Sale of Leeds United will make GFH Capital a tidy profit

GFH bought Leeds from Ken Bates for £17m

GFH Capital stands to make a million pounds for each of the seven weeks it has owned Championship club Leeds United. The Bahraini venture capital company, which completed a takeover on 21 December, has been seeking "strategic investment" and is considering selling a majority stake.

GFH bought Leeds from Ken Bates for £17million plus payments based on reaching the Premier League within four years. A multi-national consortium led by former Hull City executive Adam Pearson has made proposals to buy either 51 per cent or all of GFH's shareholding, which values Leeds at around £25m.

[See clarification, 6 March 2013]

The Pearson-fronted consortium includes a local businessman who is understood to have a past financial involvement in the club. Further finance will come from a Saudi Arabian investor. If GFH agrees to sell this individual will buy 49 per cent and then increase this to 80 per cent.

Pearson, 49, was Leeds commercial director during the Peter Risdale era, leaving in 2001 to become chairman of Hull. He failed in an attempt to buy into Huddersfield Town in 2007, and became executive chairman of Derby County. Two years later he resigned to return to Hull, as chairman and later Head of Football Operations. He now owns Hull FC rugby league club.

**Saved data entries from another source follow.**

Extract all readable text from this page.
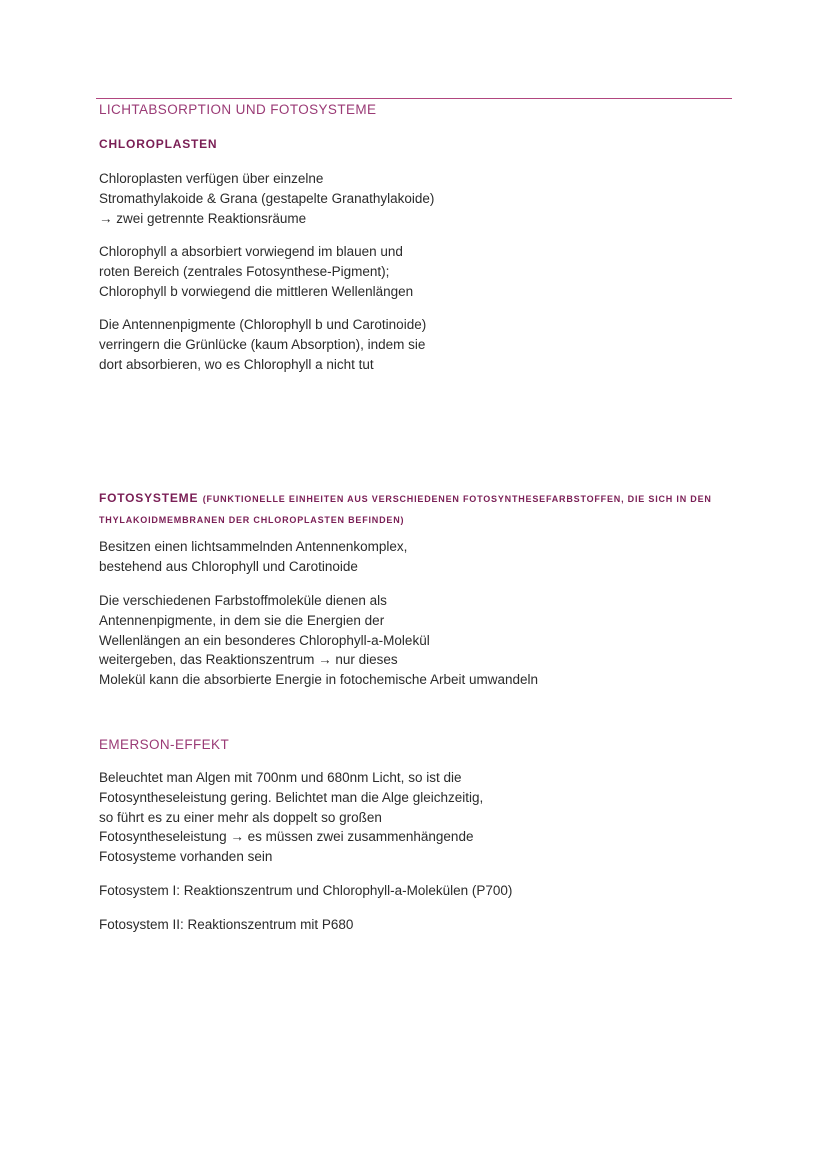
LICHTABSORPTION UND FOTOSYSTEME
CHLOROPLASTEN
Chloroplasten verfügen über einzelne
Stromathylakoide & Grana (gestapelte Granathylakoide)
→ zwei getrennte Reaktionsräume
Chlorophyll a absorbiert vorwiegend im blauen und
roten Bereich (zentrales Fotosynthese-Pigment);
Chlorophyll b vorwiegend die mittleren Wellenlängen
Die Antennenpigmente (Chlorophyll b und Carotinoide)
verringern die Grünlücke (kaum Absorption), indem sie
dort absorbieren, wo es Chlorophyll a nicht tut
FOTOSYSTEME (FUNKTIONELLE EINHEITEN AUS VERSCHIEDENEN FOTOSYNTHESEFARBSTOFFEN, DIE SICH IN DEN THYLAKOIDMEMBRANEN DER CHLOROPLASTEN BEFINDEN)
Besitzen einen lichtsammelnden Antennenkomplex,
bestehend aus Chlorophyll und Carotinoide
Die verschiedenen Farbstoffmoleküle dienen als
Antennenpigmente, in dem sie die Energien der
Wellenlängen an ein besonderes Chlorophyll-a-Molekül
weitergeben, das Reaktionszentrum → nur dieses
Molekül kann die absorbierte Energie in fotochemische Arbeit umwandeln
EMERSON-EFFEKT
Beleuchtet man Algen mit 700nm und 680nm Licht, so ist die
Fotosyntheseleistung gering. Belichtet man die Alge gleichzeitig,
so führt es zu einer mehr als doppelt so großen
Fotosyntheseleistung → es müssen zwei zusammenhängende
Fotosysteme vorhanden sein
Fotosystem I: Reaktionszentrum und Chlorophyll-a-Molekülen (P700)
Fotosystem II: Reaktionszentrum mit P680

GFH Capital is a wholly owned subsidiary of Gulf Finance House, a Bahraini bank whose cash reserves have fallen by more than a billion dollars in recent years and whose auditors KPMG expressed "significant doubt about the group's ability to continue as a going concern". The company's intention to buy Elland Road back has so far come to nothing.

The January transfer window saw a net negative spend, as leading scorer Luciano Becchio went to Norwich City in exchange for Steve Morison and £250,000. Leeds remain several points off the play-offs. GFH do, however, claim to "have made significant investment of working capital".

Sources close to the consortium, say GFH wish to retain a minority stake to benefit from future revenues, and hope to start a bidding war for the controlling share.

"As can be expected with a club as fantastic as Leeds United... we have received several offers to invest alongside us," said a GFH statement. "The most recent was for a majority stake and has not been accepted. Although we continue to seek strategic investors, we will only bring on board those who we feel can make a positive contribution to sustainable success."